Risk matrix: what can still go wrong for XRPI, XRPR and XRP-USD
Several risks can still undercut the current stabilization phase.ETF flows, while improved, are still small. The ~$6.13M two-day inflow into US spot products and the ~$1.53M into XRPZ are constructive but not decisive. A short sequence of outflow days could erase this progress quickly and push total net assets further away from the prior ~$1.65B peak.Derivatives positioning remains thin. With open interest at $2.24B versus $10.94B at the top, the speculative layer is light. If XRP-USD falls back below $1.31, there will be fewer overextended shorts to squeeze and fewer aggressive longs to buy dips, increasing the risk of a slow, grinding decline rather than a sharp but brief washout.Regulatory events can turn into downside catalysts. A delay or negative outcome on the T. Rowe Price active crypto ETF, where XRP is on the eligible list, would push back expectations of broader XRP adoption in multi-asset products. Any adverse surprise around the Clarity Act timeline or further friction linked to Ripple’s long-running regulatory overhang would weigh on both XRPI and XRPR.Sentiment is still fragile. Weeks of outflows and a 35% drawdown do not unwind in a few sessions of modest inflows. Fear can reassert itself quickly if Bitcoin loses the $66,000–$68,000 region or if macro headlines shift back toward stress. In that scenario, XRP remains one of the first assets to be de-risked.

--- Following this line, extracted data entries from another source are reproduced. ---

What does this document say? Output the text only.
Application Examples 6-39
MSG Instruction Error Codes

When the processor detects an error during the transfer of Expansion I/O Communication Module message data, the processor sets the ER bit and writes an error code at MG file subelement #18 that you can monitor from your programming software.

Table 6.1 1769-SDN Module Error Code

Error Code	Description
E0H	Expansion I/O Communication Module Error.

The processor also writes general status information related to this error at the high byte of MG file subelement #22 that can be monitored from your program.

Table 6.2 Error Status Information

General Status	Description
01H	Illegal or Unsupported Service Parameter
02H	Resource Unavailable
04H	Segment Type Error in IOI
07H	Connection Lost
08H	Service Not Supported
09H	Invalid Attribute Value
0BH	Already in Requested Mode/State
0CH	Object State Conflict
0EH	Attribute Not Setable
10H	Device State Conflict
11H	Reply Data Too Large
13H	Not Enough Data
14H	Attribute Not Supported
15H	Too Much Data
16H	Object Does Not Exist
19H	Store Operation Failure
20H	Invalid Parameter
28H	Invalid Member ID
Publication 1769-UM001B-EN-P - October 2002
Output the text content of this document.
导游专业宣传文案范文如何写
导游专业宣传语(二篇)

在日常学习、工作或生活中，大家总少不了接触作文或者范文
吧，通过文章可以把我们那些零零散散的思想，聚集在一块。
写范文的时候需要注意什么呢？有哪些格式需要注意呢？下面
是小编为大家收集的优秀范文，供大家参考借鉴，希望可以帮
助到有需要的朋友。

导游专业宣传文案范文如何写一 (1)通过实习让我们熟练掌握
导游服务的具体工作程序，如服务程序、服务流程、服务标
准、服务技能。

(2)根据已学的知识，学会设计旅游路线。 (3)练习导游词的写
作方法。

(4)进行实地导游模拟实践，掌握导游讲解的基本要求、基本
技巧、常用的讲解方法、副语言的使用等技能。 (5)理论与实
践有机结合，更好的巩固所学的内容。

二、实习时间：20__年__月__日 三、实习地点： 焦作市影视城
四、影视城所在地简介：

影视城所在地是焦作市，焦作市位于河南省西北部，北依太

Stance on XRPI and XRPR: high-volatility Buy with defined downside levels
Aggregating price action, flows, derivatives and policy risk, the picture remains mixed but skewed toward opportunity rather than collapse. XRP-USD is down about 35% over three months but has rallied roughly 29% off the $1.121 low. ETF assets are at about $1.06B versus a January peak of $1.65B, yet flows have turned positive with around $6.13M over two days in the US complex and $1.53M into XRPZ. Futures open interest has reset from $10.94B to $2.24B, taking out a large portion of speculative leverage.Infrastructure advances via RLUSD and a permissioned DEX, combined with imminent policy milestones such as the Clarity Act deadline and the SEC review of the T. Rowe Price vehicle, point toward a gradually maturing framework rather than a shrinking one. Technically, the $1.31–$1.40 band is the pivot, with $1.54 and $1.63 as near-term upside checkpoints.As long as XRP-USD holds above approximately $1.31 and ETF flows avoid a return to heavy, persistent outflows, XRPI at $7.92 and XRPR at $11.39 justify a high-volatility Buy stance for capital that accepts material drawdown risk. The constructive path is a move through $1.54 and toward the 50-day EMA near $1.63, which would likely re-rate XRPI toward the upper $8s and give XRPR room to retrace a meaningful portion of the latest 5.32% drop.If $1.31 fails on a daily close, ETF flows flip back to net red for several sessions and policy headlines disappoint, that stance shifts down to Hold or trim exposure. For now, with leverage flushed, infrastructure moving forward, and regulated products attracting measured inflows, the weight of evidence still supports treating the current area as a deep correction phase rather than an exhausted market for XRPI, XRPR and XRP-USD.